Insert standard-issue four-cylinder turbodiesel here?
Indeed. We can’t sit here and pretend the 220d has anything like the M235i’s charm but this is a decent engine, and of course all that you need 90% of the time. It doesn’t sing to its redline but neither does it feel overtly turbodiesel in its delivery, rewarding held gears and spinning pretty freely on the way to summoning that 187bhp peak.
There’s handy torque too, but the 2-series isn’t a particularly light car at 1465kg and 0-62mph comes up in a slightly tardy 7.1 seconds. The 215bhp 225d is a second quicker and feels considerably more brisk but we digress, and the truth is that the 220d still has enough to let you enjoy the car’s rear-drive balance. The four cylinder’s urge is enough to help you finish corners and roundabouts with a flourish, just so long as you’ve remembered to de-activate the two-stage stability control.

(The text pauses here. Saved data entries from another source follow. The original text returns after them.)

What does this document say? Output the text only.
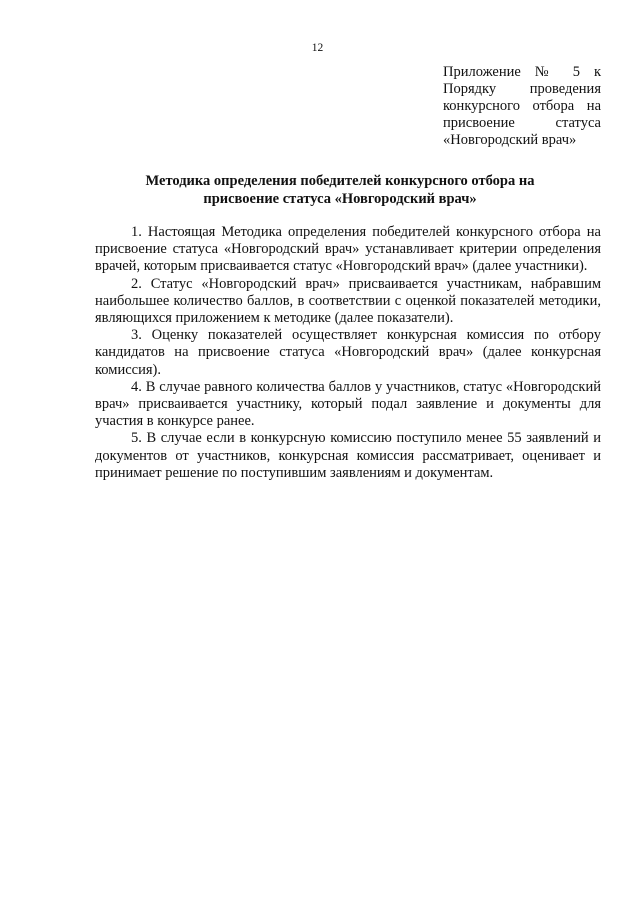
12
Приложение № 5 к
Порядку проведения
конкурсного отбора на
присвоение статуса
«Новгородский врач»
Методика определения победителей конкурсного отбора на
присвоение статуса «Новгородский врач»

1. Настоящая Методика определения победителей конкурсного отбора на присвоение статуса «Новгородский врач» устанавливает критерии определения врачей, которым присваивается статус «Новгородский врач» (далее участники).

2. Статус «Новгородский врач» присваивается участникам, набравшим наибольшее количество баллов, в соответствии с оценкой показателей методики, являющихся приложением к методике (далее показатели).

3. Оценку показателей осуществляет конкурсная комиссия по отбору кандидатов на присвоение статуса «Новгородский врач» (далее конкурсная комиссия).

4. В случае равного количества баллов у участников, статус «Новгородский врач» присваивается участнику, который подал заявление и документы для участия в конкурсе ранее.

5. В случае если в конкурсную комиссию поступило менее 55 заявлений и документов от участников, конкурсная комиссия рассматривает, оценивает и принимает решение по поступившим заявлениям и документам.
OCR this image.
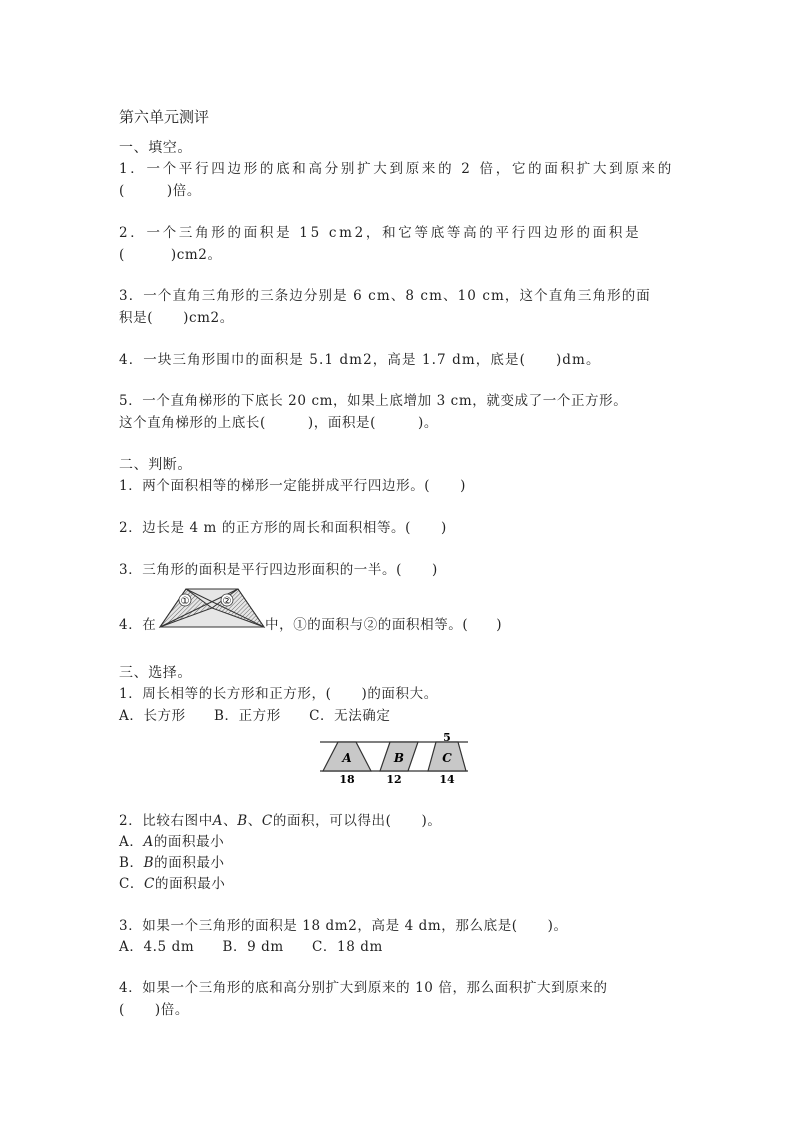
第六单元测评
一、填空。
1．一个平行四边形的底和高分别扩大到原来的 2 倍，它的面积扩大到原来的
(	)倍。
2．一个三角形的面积是 15 cm2，和它等底等高的平行四边形的面积是
(	)cm2。
3．一个直角三角形的三条边分别是 6 cm、8 cm、10 cm，这个直角三角形的面
积是( )cm2。
4．一块三角形围巾的面积是 5.1 dm2，高是 1.7 dm，底是( )dm。
5．一个直角梯形的下底长 20 cm，如果上底增加 3 cm，就变成了一个正方形。
这个直角梯形的上底长(	)，面积是(	)。
二、判断。
1．两个面积相等的梯形一定能拼成平行四边形。( )
2．边长是 4 m 的正方形的周长和面积相等。( )
3．三角形的面积是平行四边形面积的一半。( )
4．在
①	②
中，①的面积与②的面积相等。( )
三、选择。
1．周长相等的长方形和正方形，( )的面积大。
A．长方形　　B．正方形　　C．无法确定
5
A	B	C
18	12	14
2．比较右图中A、B、C的面积，可以得出( )。
A．A的面积最小
B．B的面积最小
C．C的面积最小
3．如果一个三角形的面积是 18 dm2，高是 4 dm，那么底是( )。
A．4.5 dm　　B．9 dm　　C．18 dm
4．如果一个三角形的底和高分别扩大到原来的 10 倍，那么面积扩大到原来的
( )倍。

It’s a little gruff, with a pronounced diesel tremor through the clutch pedal, but it’s a willing ally and joyously paired with BMW’s delightful six-speed manual gearbox. The other controls are equally encouraging, from the strong, easy-to-modulate brakes to the taut steering.
The BMW 220d M Sport is fun then?
Yes, despite the workmanlike engine. M Sport suspension brings a slightly firmer set-up than standard and drops the ride height 10mm, but even so it’s nicely judged for UK tarmac, and a world away from the concrete M Sport dampers of yesteryear.

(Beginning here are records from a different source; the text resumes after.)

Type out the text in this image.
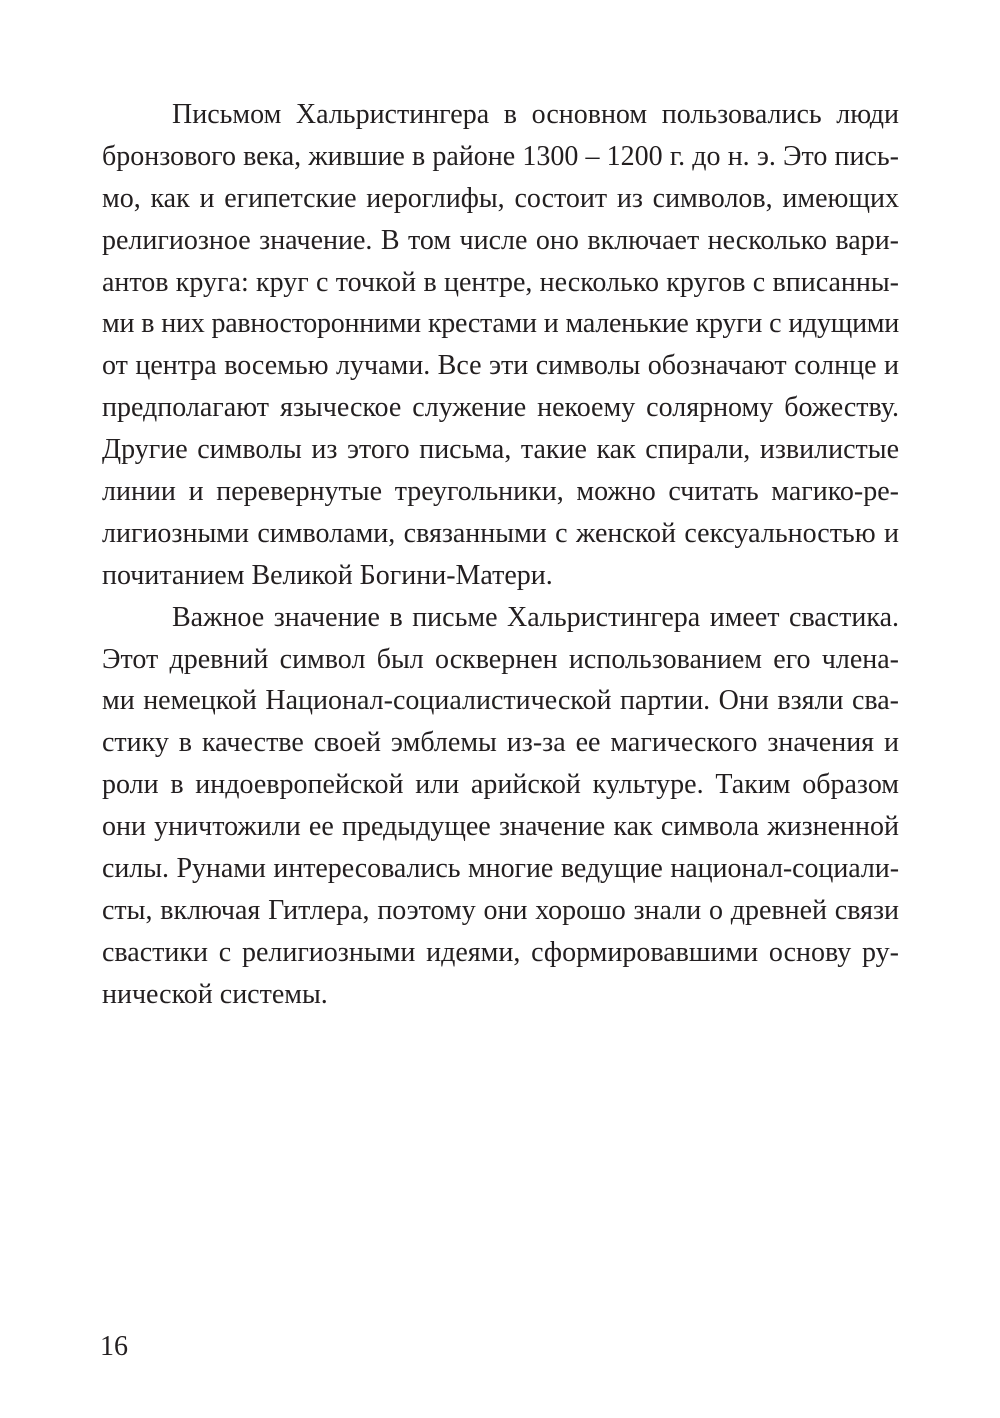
Письмом Хальристингера в основном пользовались люди
бронзового века, жившие в районе 1300 – 1200 г. до н. э. Это пись-
мо, как и египетские иероглифы, состоит из символов, имеющих
религиозное значение. В том числе оно включает несколько вари-
антов круга: круг с точкой в центре, несколько кругов с вписанны-
ми в них равносторонними крестами и маленькие круги с идущими
от центра восемью лучами. Все эти символы обозначают солнце и
предполагают языческое служение некоему солярному божеству.
Другие символы из этого письма, такие как спирали, извилистые
линии и перевернутые треугольники, можно считать магико-ре-
лигиозными символами, связанными с женской сексуальностью и
почитанием Великой Богини-Матери.
Важное значение в письме Хальристингера имеет свастика.
Этот древний символ был осквернен использованием его члена-
ми немецкой Национал-социалистической партии. Они взяли сва-
стику в качестве своей эмблемы из-за ее магического значения и
роли в индоевропейской или арийской культуре. Таким образом
они уничтожили ее предыдущее значение как символа жизненной
силы. Рунами интересовались многие ведущие национал-социали-
сты, включая Гитлера, поэтому они хорошо знали о древней связи
свастики с религиозными идеями, сформировавшими основу ру-
нической системы.
16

Adding adaptive suspension to your drive mode option is still a fine investment at £515 but the car doesn’t need it. Out of the box the 2-series is agile, comfortable, composed and engagingly transparent in its dynamics, with a keen, uncorrupted front axle and a trustworthy, communicative rear. It’s not about coming out of every junction like Ken Block, just a satisfying balance regardless of the engine you put up front.
And the rest of the time?
The 2-series is bigger than the old 1-series coupe, and offers more generous interior accommodation as result, but it’d still take a committed pair of rail-phobes to eschew the train and want to jump in the back for a long haul. It’s cosy back there, in a dark, pretty sparsely appointed way.
Up front everything’s a little brighter and better, with just enough colour accents to break up the black and a dash design that, while almost painfully trad, nevertheless feels right in this timeless compact rear-drive coupe – even the handbrake’s an actual handbrake.
There’s no play or quirk in here, nothing to lift your mood or impress friends – enjoy instead a kind of solemn ergonomic solidity. If only the standard 6.5-inch iDrive screen was appreciably bigger than your phone (upgrade to 8.8-inch with the Navigation package) and that overall noise suppression was a little more convincing – a 3-series is considerably more hushed.
Verdict
The 2-series Coupe’s defining qualities are its breadth of ability and its engaging, entertaining chassis. This is a coupe for all occasions, whether you’re threading the kind of mythical tarmac python beloved of advertising copywriters or trundling to Ikea with a hankering for meatballs and a wobbly wardrobe.
In this respect it’s a considerably more grown up choice than something like Mazda’s much smaller, rawer MX-5 and the similarly Toyota GT86 with its almost unusable rear seats. The 220d M Sport Coupe’s closest rival is arguably Audi’s ever-desirable TT (£30,110 in TDI ultra Sport guise) but it’s a grudge match with one clear winner thanks to the BMW’s altogether more talented, nuanced chassis.